Missing Mailchimp email activity data

  • Is this your first time deploying Airbyte?: No
  • OS Version / Instance: Ubuntu
  • Memory / Disk: you can use something like 4Gb / 1 Tb
  • Deployment: Kubernetes
  • Airbyte Version: 0.39.25
  • Source name/version: Mailchimp
  • Destination name/version: Json destination
  • Step: Run the Mailchimp source with the Json destination with more than 700 email events
  • Description:
    When I run the Mailchimp source to the JSON destination and compare it with what’s returned from the Mailchimp API’s, the output JSON is missing a lot of data. I spot-checked one campaign and found 61 events in the JSON output and the Mailchimp email_activity endpoint returns around 707.

Hello, @murph! Could you please show me the Airbyte/server logs so I can see if you are getting an errors?

We aren’t getting any errors but we were able to debug this a bit. It looks like every time you paginate the email activity endpoint you’re also incrementing the since param: airbyte/streams.py at bfa54aca50115770530ca6fdff24d4125541d23b · airbytehq/airbyte · GitHub. Via the cursor_field: airbyte/streams.py at bfa54aca50115770530ca6fdff24d4125541d23b · airbytehq/airbyte · GitHub which is the timestamp of the newest record: airbyte/streams.py at bfa54aca50115770530ca6fdff24d4125541d23b · airbytehq/airbyte · GitHub

That means that when we do an incremental sync we lose a lot of records. The records returned from the Mailchimp API are NOT sorted by timestamp, so the timestamp selection is completely arbitrary. I don’t think this is the intended behavior?

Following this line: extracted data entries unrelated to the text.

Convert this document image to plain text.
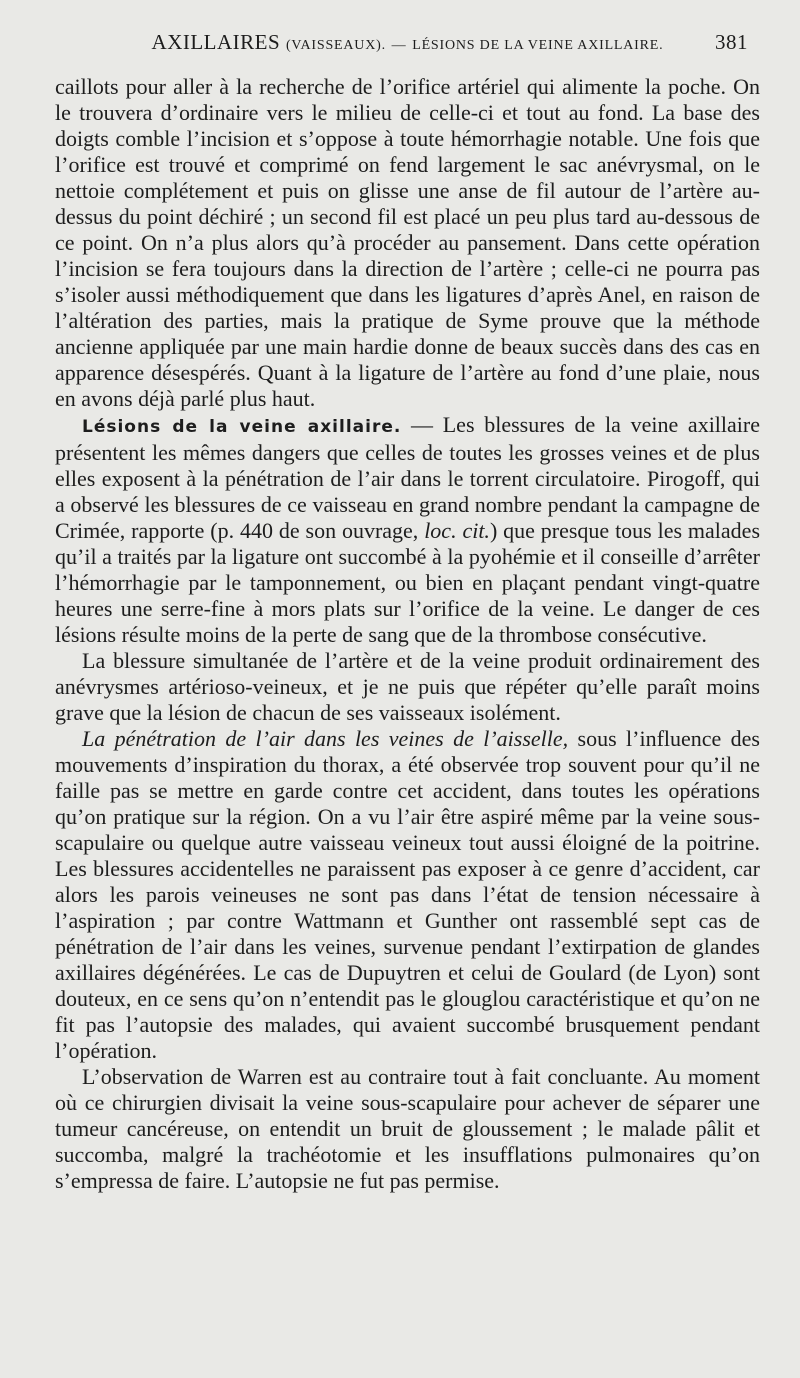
AXILLAIRES (VAISSEAUX). — LÉSIONS DE LA VEINE AXILLAIRE. 381

caillots pour aller à la recherche de l’orifice artériel qui alimente la poche. On le trouvera d’ordinaire vers le milieu de celle-ci et tout au fond. La base des doigts comble l’incision et s’oppose à toute hémorrhagie notable. Une fois que l’orifice est trouvé et comprimé on fend largement le sac anévrysmal, on le nettoie complétement et puis on glisse une anse de fil autour de l’artère au-dessus du point déchiré ; un second fil est placé un peu plus tard au-dessous de ce point. On n’a plus alors qu’à procéder au pansement. Dans cette opération l’incision se fera toujours dans la direction de l’artère ; celle-ci ne pourra pas s’isoler aussi méthodiquement que dans les ligatures d’après Anel, en raison de l’altération des parties, mais la pratique de Syme prouve que la méthode ancienne appliquée par une main hardie donne de beaux succès dans des cas en apparence désespérés. Quant à la ligature de l’artère au fond d’une plaie, nous en avons déjà parlé plus haut.

Lésions de la veine axillaire. — Les blessures de la veine axillaire présentent les mêmes dangers que celles de toutes les grosses veines et de plus elles exposent à la pénétration de l’air dans le torrent circulatoire. Pirogoff, qui a observé les blessures de ce vaisseau en grand nombre pendant la campagne de Crimée, rapporte (p. 440 de son ouvrage, loc. cit.) que presque tous les malades qu’il a traités par la ligature ont succombé à la pyohémie et il conseille d’arrêter l’hémorrhagie par le tamponnement, ou bien en plaçant pendant vingt-quatre heures une serre-fine à mors plats sur l’orifice de la veine. Le danger de ces lésions résulte moins de la perte de sang que de la thrombose consécutive.

La blessure simultanée de l’artère et de la veine produit ordinairement des anévrysmes artérioso-veineux, et je ne puis que répéter qu’elle paraît moins grave que la lésion de chacun de ses vaisseaux isolément.

La pénétration de l’air dans les veines de l’aisselle, sous l’influence des mouvements d’inspiration du thorax, a été observée trop souvent pour qu’il ne faille pas se mettre en garde contre cet accident, dans toutes les opérations qu’on pratique sur la région. On a vu l’air être aspiré même par la veine sous-scapulaire ou quelque autre vaisseau veineux tout aussi éloigné de la poitrine. Les blessures accidentelles ne paraissent pas exposer à ce genre d’accident, car alors les parois veineuses ne sont pas dans l’état de tension nécessaire à l’aspiration ; par contre Wattmann et Gunther ont rassemblé sept cas de pénétration de l’air dans les veines, survenue pendant l’extirpation de glandes axillaires dégénérées. Le cas de Dupuytren et celui de Goulard (de Lyon) sont douteux, en ce sens qu’on n’entendit pas le glouglou caractéristique et qu’on ne fit pas l’autopsie des malades, qui avaient succombé brusquement pendant l’opération.

L’observation de Warren est au contraire tout à fait concluante. Au moment où ce chirurgien divisait la veine sous-scapulaire pour achever de séparer une tumeur cancéreuse, on entendit un bruit de gloussement ; le malade pâlit et succomba, malgré la trachéotomie et les insufflations pulmonaires qu’on s’empressa de faire. L’autopsie ne fut pas permise.
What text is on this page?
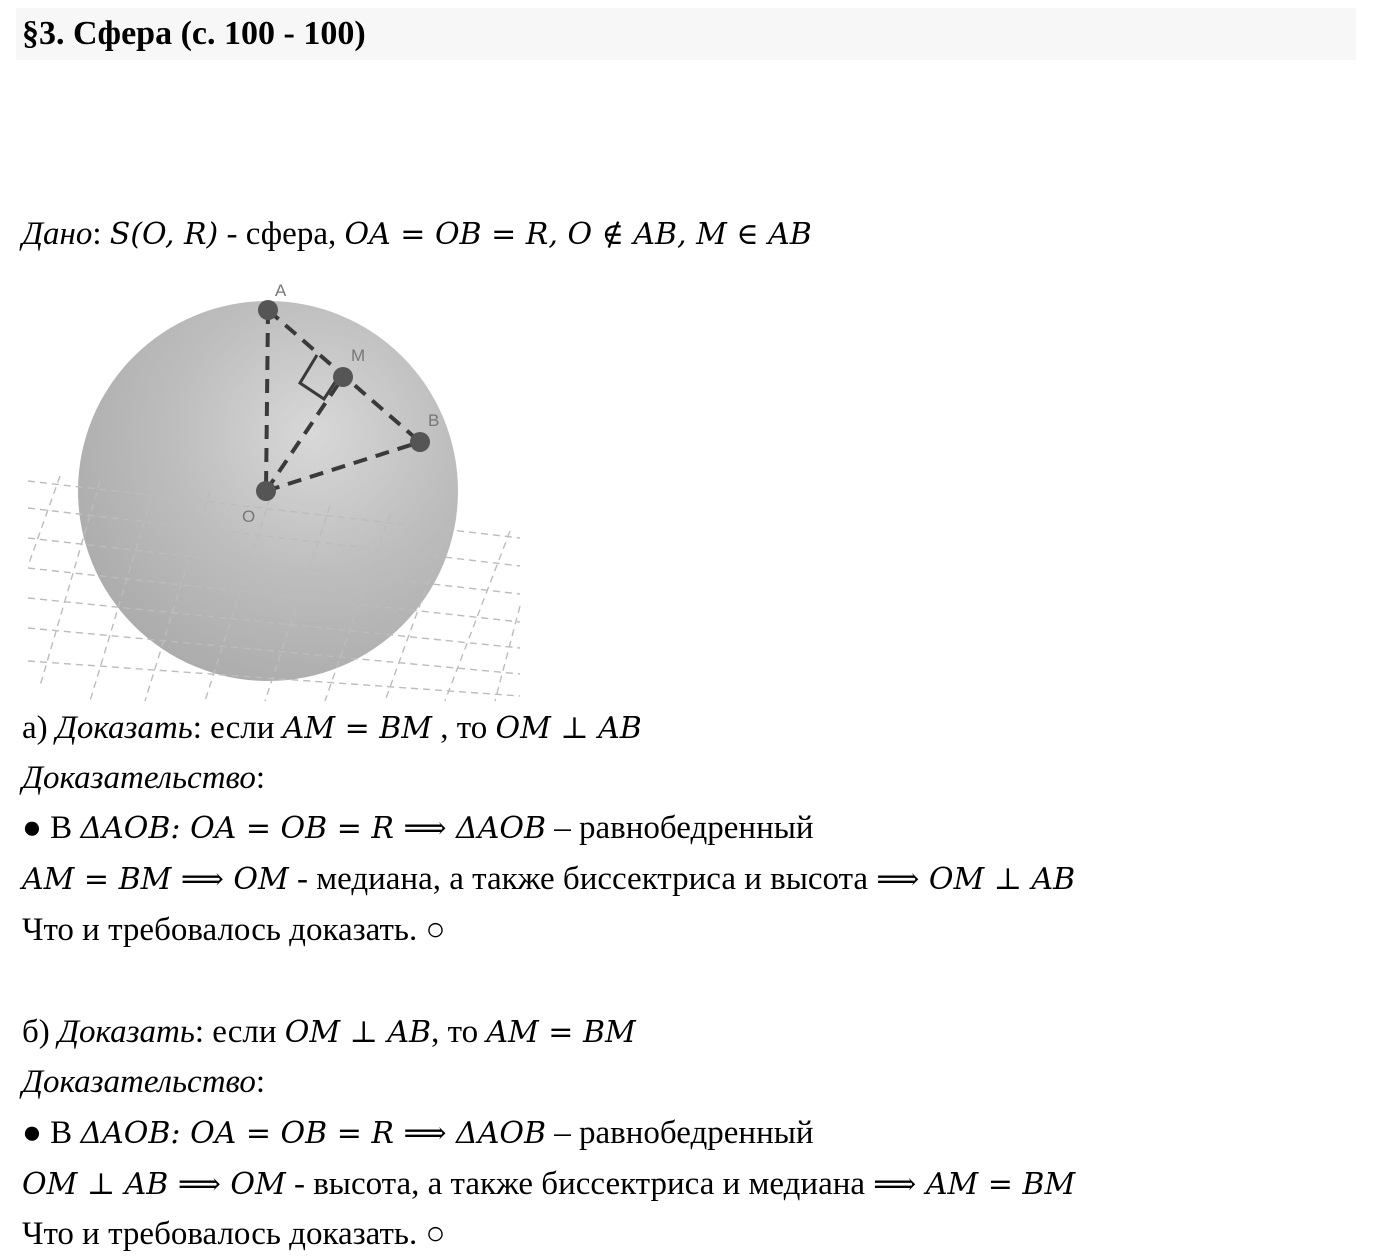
§3. Сфера (с. 100 - 100)
Дано: S(O, R) - сфера, OA = OB = R, O ∉ AB, M ∈ AB
A
M
B
O
а) Доказать: если AM = BM , то OM ⊥ AB
Доказательство:
● В ΔAOB: OA = OB = R ⟹ ΔAOB – равнобедренный
AM = BM ⟹ OM - медиана, а также биссектриса и высота ⟹ OM ⊥ AB
Что и требовалось доказать. ○
б) Доказать: если OM ⊥ AB, то AM = BM
Доказательство:
● В ΔAOB: OA = OB = R ⟹ ΔAOB – равнобедренный
OM ⊥ AB ⟹ OM - высота, а также биссектриса и медиана ⟹ AM = BM
Что и требовалось доказать. ○
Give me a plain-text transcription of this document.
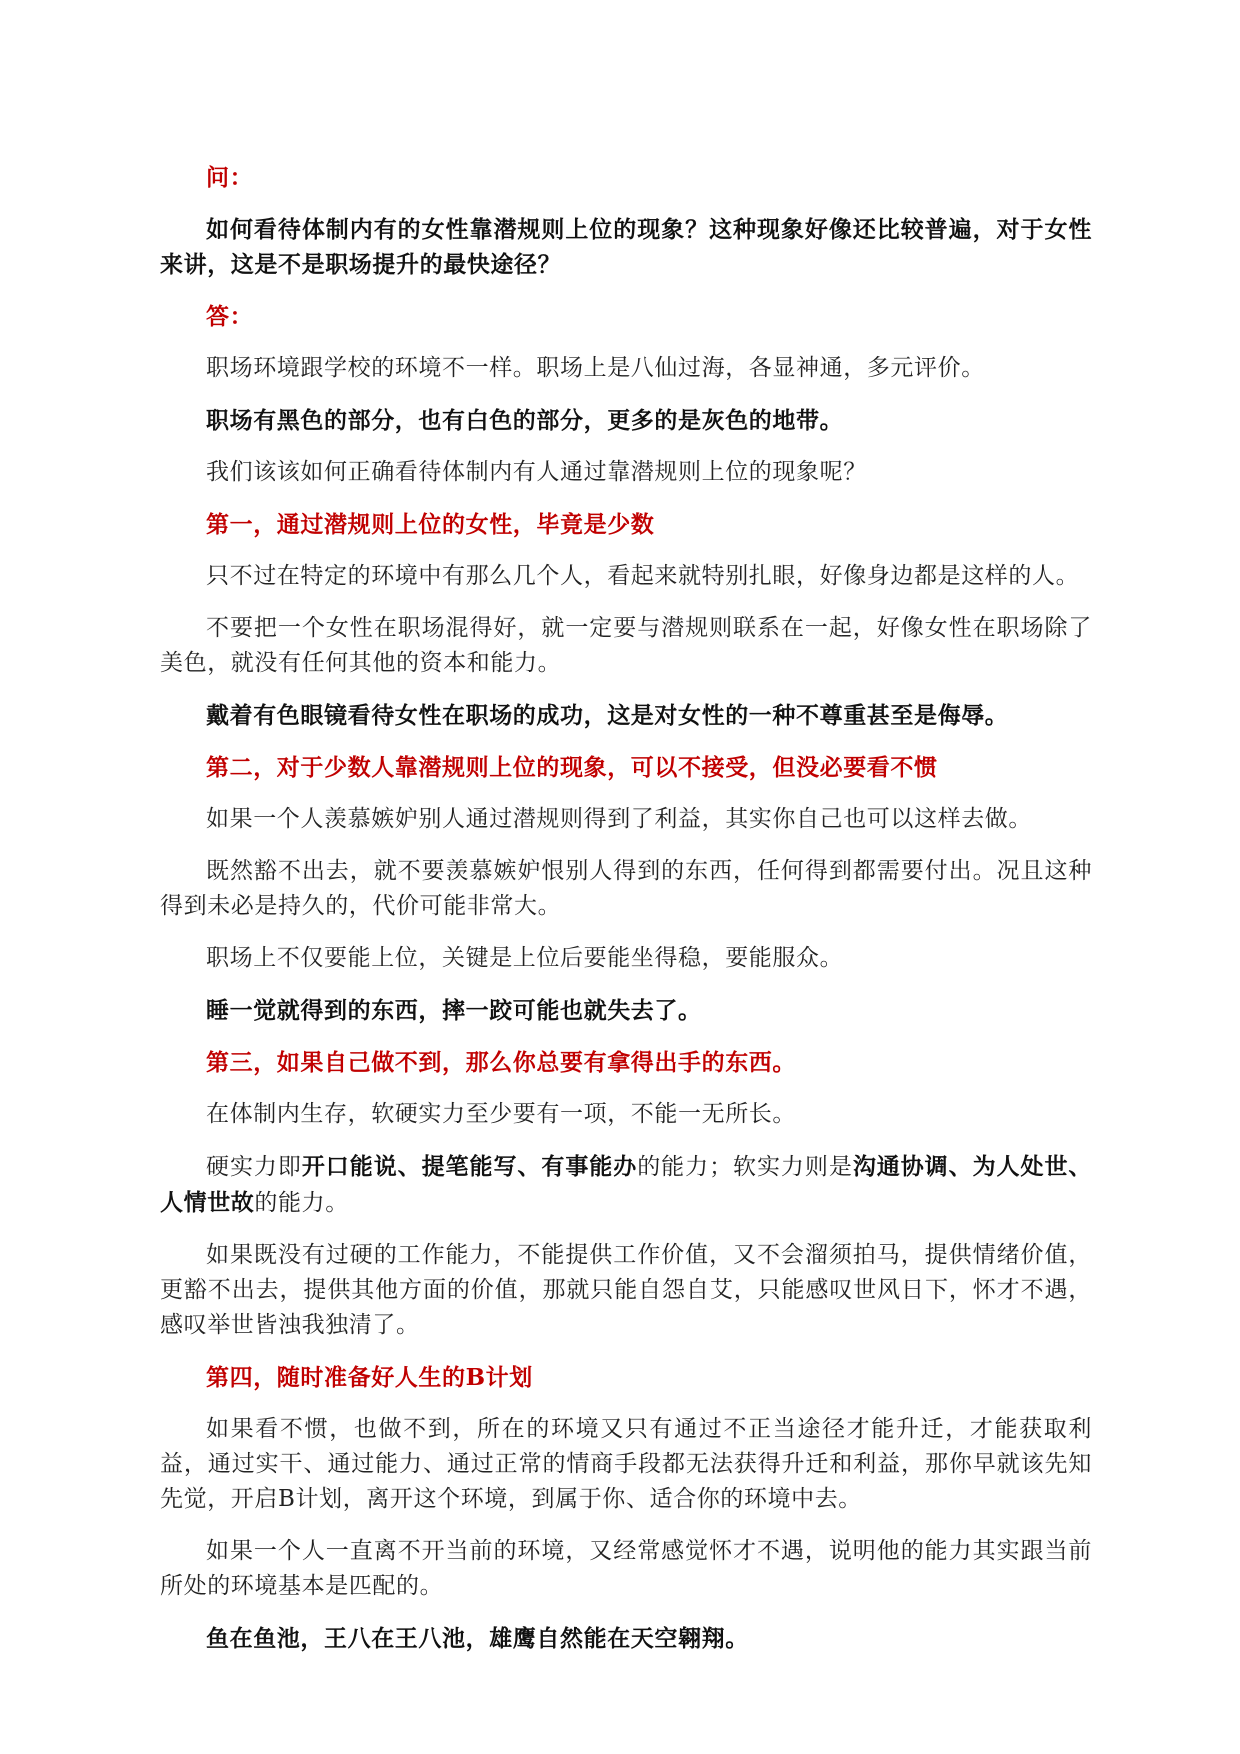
问：

如何看待体制内有的女性靠潜规则上位的现象？这种现象好像还比较普遍，对于女性来讲，这是不是职场提升的最快途径？

答：

职场环境跟学校的环境不一样。职场上是八仙过海，各显神通，多元评价。

职场有黑色的部分，也有白色的部分，更多的是灰色的地带。

我们该该如何正确看待体制内有人通过靠潜规则上位的现象呢？

第一，通过潜规则上位的女性，毕竟是少数

只不过在特定的环境中有那么几个人，看起来就特别扎眼，好像身边都是这样的人。

不要把一个女性在职场混得好，就一定要与潜规则联系在一起，好像女性在职场除了美色，就没有任何其他的资本和能力。

戴着有色眼镜看待女性在职场的成功，这是对女性的一种不尊重甚至是侮辱。

第二，对于少数人靠潜规则上位的现象，可以不接受，但没必要看不惯

如果一个人羡慕嫉妒别人通过潜规则得到了利益，其实你自己也可以这样去做。

既然豁不出去，就不要羡慕嫉妒恨别人得到的东西，任何得到都需要付出。况且这种得到未必是持久的，代价可能非常大。

职场上不仅要能上位，关键是上位后要能坐得稳，要能服众。

睡一觉就得到的东西，摔一跤可能也就失去了。

第三，如果自己做不到，那么你总要有拿得出手的东西。

在体制内生存，软硬实力至少要有一项，不能一无所长。

硬实力即开口能说、提笔能写、有事能办的能力；软实力则是沟通协调、为人处世、人情世故的能力。

如果既没有过硬的工作能力，不能提供工作价值，又不会溜须拍马，提供情绪价值，更豁不出去，提供其他方面的价值，那就只能自怨自艾，只能感叹世风日下，怀才不遇，感叹举世皆浊我独清了。

第四，随时准备好人生的B计划

如果看不惯，也做不到，所在的环境又只有通过不正当途径才能升迁，才能获取利益，通过实干、通过能力、通过正常的情商手段都无法获得升迁和利益，那你早就该先知先觉，开启B计划，离开这个环境，到属于你、适合你的环境中去。

如果一个人一直离不开当前的环境，又经常感觉怀才不遇，说明他的能力其实跟当前所处的环境基本是匹配的。

鱼在鱼池，王八在王八池，雄鹰自然能在天空翱翔。
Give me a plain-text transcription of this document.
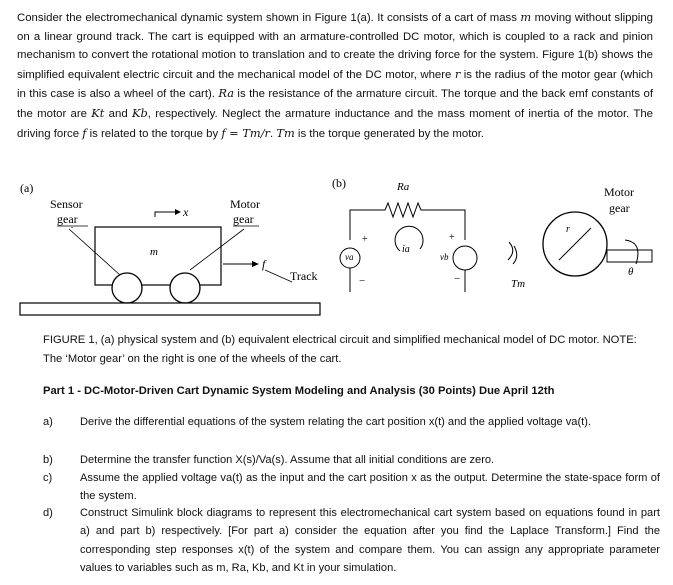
Consider the electromechanical dynamic system shown in Figure 1(a). It consists of a cart of mass m moving without slipping on a linear ground track. The cart is equipped with an armature-controlled DC motor, which is coupled to a rack and pinion mechanism to convert the rotational motion to translation and to create the driving force for the system. Figure 1(b) shows the simplified equivalent electric circuit and the mechanical model of the DC motor, where r is the radius of the motor gear (which in this case is also a wheel of the cart). Ra is the resistance of the armature circuit. The torque and the back emf constants of the motor are Kt and Kb, respectively. Neglect the armature inductance and the mass moment of inertia of the motor. The driving force f is related to the torque by f = Tm/r. Tm is the torque generated by the motor.
(a)
Sensor
gear	x
Motor
gear
m
f
Track
(b)	Ra
va
+
−
ia
vb
+
−	Tm
r
θ
Motor
gear
FIGURE 1, (a) physical system and (b) equivalent electrical circuit and simplified mechanical model of DC motor. NOTE: The ‘Motor gear’ on the right is one of the wheels of the cart.
Part 1 - DC-Motor-Driven Cart Dynamic System Modeling and Analysis (30 Points) Due April 12th
a) Derive the differential equations of the system relating the cart position x(t) and the applied voltage va(t).
b) Determine the transfer function X(s)/Va(s). Assume that all initial conditions are zero.
c)	Assume the applied voltage va(t) as the input and the cart position x as the output. Determine the state-space form of the system.
d) Construct Simulink block diagrams to represent this electromechanical cart system based on equations found in part a) and part b) respectively. [For part a) consider the equation after you find the Laplace Transform.] Find the corresponding step responses x(t) of the system and compare them. You can assign any appropriate parameter values to variables such as m, Ra, Kb, and Kt in your simulation.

Looks like you cannot sort what’s returned from the email activity endpoint so this kind of checkpointing wont work https://mailchimp.com/developer/marketing/api/email-activity-reports/list-email-activity/

Thanks for digging into this - you are right, this is definitely not the intended behavior. I’ve opened an issue on Github, I or another team member will start work on this soon!

1 Like

Thank you for creating that issue! I just wanted to check in to see when the issue will be prioritized?

@murph sorry for the wait, we have a few team members out this week. I asked one of my colleagues to set aside some time for this issue, so you’ll be hearing something soon!